How memories work — active vs archived

Engrams versions your memories. When a memory is updated — a task moves from in_progress to done, a decision is revised, a profile fact changes — Engrams writes a new row and marks the previous one as archived. The archived row is not deleted. It stays in the database with a pointer to the version that replaced it.

Active

The current version of each memory. This is what your AI sees when it calls recall or load_project. The dashboard "Active memories" count is this number.

Archived

Older versions that have been replaced. Never returned by recall or load_project. Preserved so you can audit how a decision or task evolved over time.

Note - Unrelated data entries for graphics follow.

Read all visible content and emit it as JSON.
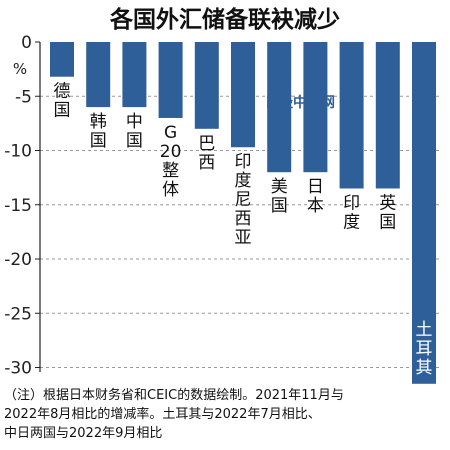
{
  "chart_data": {
    "type": "bar",
    "title": "各国外汇储备联袂减少",
    "unit": "%",
    "categories": [
      "德国",
      "韩国",
      "中国",
      "G20整体",
      "巴西",
      "印度尼西亚",
      "美国",
      "日本",
      "印度",
      "英国",
      "土耳其"
    ],
    "values": [
      -3.2,
      -6.0,
      -6.0,
      -7.0,
      -8.0,
      -9.7,
      -12.0,
      -12.0,
      -13.5,
      -13.5,
      -31.5
    ],
    "ylim": [
      -30.5,
      0
    ],
    "yticks": [
      0,
      -5,
      -10,
      -15,
      -20,
      -25,
      -30
    ],
    "bar_color": "#2f5f98",
    "grid": "dashed horizontal",
    "watermark": "日经中文网",
    "footnote": [
      "（注）根据日本财务省和CEIC的数据绘制。2021年11月与",
      "2022年8月相比的增减率。土耳其与2022年7月相比、",
      "中日两国与2022年9月相比"
    ]
  }
}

Why keep archived rows at all? Because the history of a decision is often as useful as the decision itself. If a task was set to done but later reopened, or if a profile fact flipped, the archived row lets you reconstruct what the AI believed at any point.

Does archived count against my plan? No. Plan limits apply to active memories only — updating a task or revising a decision never eats quota.

All tests passed.

Engrams is working correctly. From here, everything is automatic — just use your AI tools as you normally would. Memories build up over time.